La sospensione di trattamento è qualificata come passiva ed ha solitamente una durata maggiore coincidente con l’allungamento della sofferenza del paziente rispetto alla tipologia attiva che ha i tratti dell’immediatezza e prevede la somministrazione di un farmaco. Spesso sono le famiglie di persone affette da patologie irreversibili e degenerative che accogliendo le richieste disperate dei propri cari malati invocano la possibilità di interrompere quella straziante agonia.
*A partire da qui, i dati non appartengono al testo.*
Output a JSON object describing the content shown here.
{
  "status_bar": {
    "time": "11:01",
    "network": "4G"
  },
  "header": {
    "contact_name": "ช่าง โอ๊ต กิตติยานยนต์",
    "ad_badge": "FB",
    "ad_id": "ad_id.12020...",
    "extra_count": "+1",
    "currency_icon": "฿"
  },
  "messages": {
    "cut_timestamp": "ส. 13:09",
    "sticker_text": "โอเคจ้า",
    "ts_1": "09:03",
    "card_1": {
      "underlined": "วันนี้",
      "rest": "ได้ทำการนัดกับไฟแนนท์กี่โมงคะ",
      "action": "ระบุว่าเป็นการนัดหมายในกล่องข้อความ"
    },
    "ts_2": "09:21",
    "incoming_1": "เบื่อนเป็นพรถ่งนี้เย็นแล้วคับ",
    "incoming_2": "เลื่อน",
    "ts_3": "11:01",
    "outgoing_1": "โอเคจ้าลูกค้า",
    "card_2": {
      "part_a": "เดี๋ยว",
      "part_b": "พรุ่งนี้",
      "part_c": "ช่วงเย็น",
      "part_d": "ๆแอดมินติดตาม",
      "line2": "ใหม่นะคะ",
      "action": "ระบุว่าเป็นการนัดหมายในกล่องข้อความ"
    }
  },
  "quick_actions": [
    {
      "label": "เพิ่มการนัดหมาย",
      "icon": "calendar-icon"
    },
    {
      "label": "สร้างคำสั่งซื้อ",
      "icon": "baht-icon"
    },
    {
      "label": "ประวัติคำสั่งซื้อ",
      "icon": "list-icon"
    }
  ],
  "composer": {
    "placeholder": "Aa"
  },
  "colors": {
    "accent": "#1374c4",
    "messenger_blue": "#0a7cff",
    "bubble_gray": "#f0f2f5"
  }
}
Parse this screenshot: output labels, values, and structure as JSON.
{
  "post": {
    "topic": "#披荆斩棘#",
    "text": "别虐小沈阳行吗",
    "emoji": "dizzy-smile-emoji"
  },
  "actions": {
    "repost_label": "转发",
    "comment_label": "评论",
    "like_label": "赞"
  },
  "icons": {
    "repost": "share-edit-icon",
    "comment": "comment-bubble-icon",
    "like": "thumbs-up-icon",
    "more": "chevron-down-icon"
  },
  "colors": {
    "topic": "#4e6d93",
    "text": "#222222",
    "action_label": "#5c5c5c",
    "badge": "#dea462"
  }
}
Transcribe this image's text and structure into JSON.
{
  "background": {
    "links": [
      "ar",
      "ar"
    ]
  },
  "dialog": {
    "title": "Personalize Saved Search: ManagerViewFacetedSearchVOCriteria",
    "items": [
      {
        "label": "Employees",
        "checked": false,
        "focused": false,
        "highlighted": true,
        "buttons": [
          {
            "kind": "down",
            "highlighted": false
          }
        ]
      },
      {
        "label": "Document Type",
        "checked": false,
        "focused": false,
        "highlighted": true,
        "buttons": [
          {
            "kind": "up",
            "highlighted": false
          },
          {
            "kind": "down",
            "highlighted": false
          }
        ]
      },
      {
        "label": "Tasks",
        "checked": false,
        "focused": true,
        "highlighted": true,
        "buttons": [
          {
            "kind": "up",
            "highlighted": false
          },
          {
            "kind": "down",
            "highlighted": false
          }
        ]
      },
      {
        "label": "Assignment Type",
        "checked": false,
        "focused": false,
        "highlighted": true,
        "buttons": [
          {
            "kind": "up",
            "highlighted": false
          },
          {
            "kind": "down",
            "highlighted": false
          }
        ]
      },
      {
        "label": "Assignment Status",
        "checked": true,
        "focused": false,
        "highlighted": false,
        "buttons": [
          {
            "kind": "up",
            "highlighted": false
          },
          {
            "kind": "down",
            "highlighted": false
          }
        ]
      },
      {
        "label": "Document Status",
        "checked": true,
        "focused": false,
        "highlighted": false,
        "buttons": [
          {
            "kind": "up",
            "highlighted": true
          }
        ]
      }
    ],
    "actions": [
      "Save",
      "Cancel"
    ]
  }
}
Ma perché una madre dovrebbe invocare la morte di un figlio malato e sofferente?
TEMA DIVISIVO. E IDEOLOGICO. Nessuno intende semplificare un così controverso argomento che nella formulazione “omicidio del consenziente” vede schierarsi orde di antagonisti alla legalizzazione di una pratica alla quale si accede attraverso percorsi non trasparenti che conducono all’estero chi ha il denaro per acquistare un diritto che dovrebbe essere universalmente riconosciuto: quello di vivere dignitosamente.
La mancata condanna di Marco Cappato che era stato accanto a Dj Fabo nel suo “suicidio assistito” (leggi l’articolo) costituisce un precedente significativo rispetto al riconoscimento della liceità della pratica, ma il cammino è ancora irto e non conta su un Parlamento all’altezza di quella che resta un’urgenti battaglia di civiltà. E in tal senso le iniziative popolari ci ricordano tristemente quanto i rappresentanti siano lontani dai rappresentati e la società corra più veloce della politica.